Consistency improves slightly when considering the best companies by sector decile. Henderson, RLAM and Threadneedle again keep their places from last year, as do BlackRock and Axa Investment Managers. Baillie Gifford also returns, as does Liontrust, in the mid-sized category. Of the smallest firms, Sanford DeLand and Lindsell Train are still present, and Seneca also makes the list for a second consecutive year.

Individual and sector standouts

This year’s single best-performing fund is Axa Framlington Global Technology, which turned £1,000 into £1,314 over the period. It is closely followed by Fidelity’s own technology portfolio, which returned £1,290. This is all the more notable for the fact that the typical technology strategy – including those run by Axa IM and Fidelity – shed more than 10 per cent in the final quarter of 2018. 

Despite that slump, five of the 10 best portfolios of the year invest solely in the technology sector. Of the other five, three focus on the tech-heavy US equity market – Comgest Growth America, UBS US Growth and Axa Framlington American Growth. The two remaining top picks are Baillie Gifford Global Discovery, a global smaller companies portfolio, and the Blue Whale Growth fund. Blue Whale, backed by Peter Hargreaves, only launched in September 2017, but its sole portfolio – a global equity strategy run by former Artemis manager Stephen Yiu – has been quick out of the blocks.

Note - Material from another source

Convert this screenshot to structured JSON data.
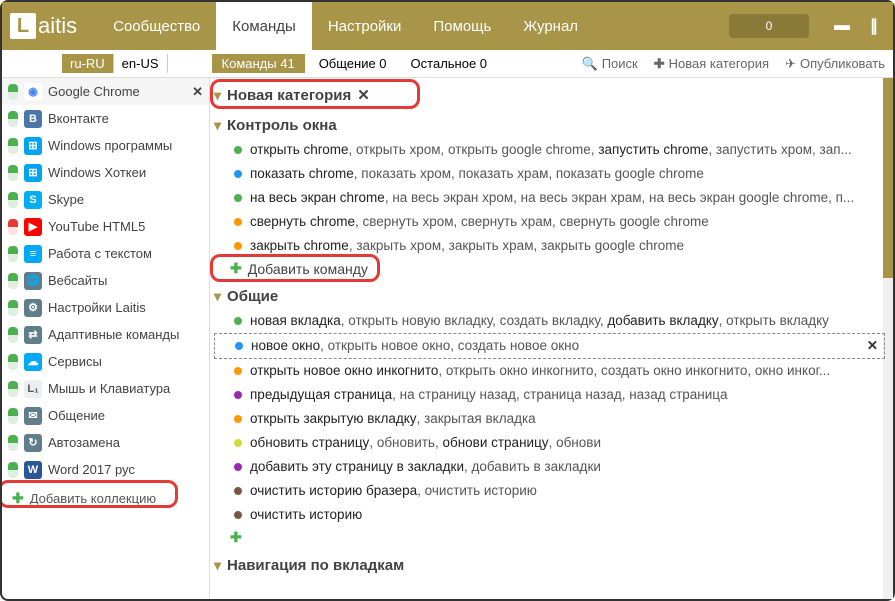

But not all were able to muster positive returns for the period – far from it. As Table 3 shows, in some sectors no fund group was able to do so across their relevant fund range: many of the best businesses running money in Japanese equities nevertheless saw their funds make a loss over the 12-month period. In the case of Syz & Co and Matthews Asia in the Japan category, their returns are also below that of the MSCI Japan, which turned £1,000 into £971. 

The inclusion of firms like those in Table 3 is sometimes because there simply are not enough firms of the right size operating in that sector, but they also underline how risk assets did not have it all their own way over the past year.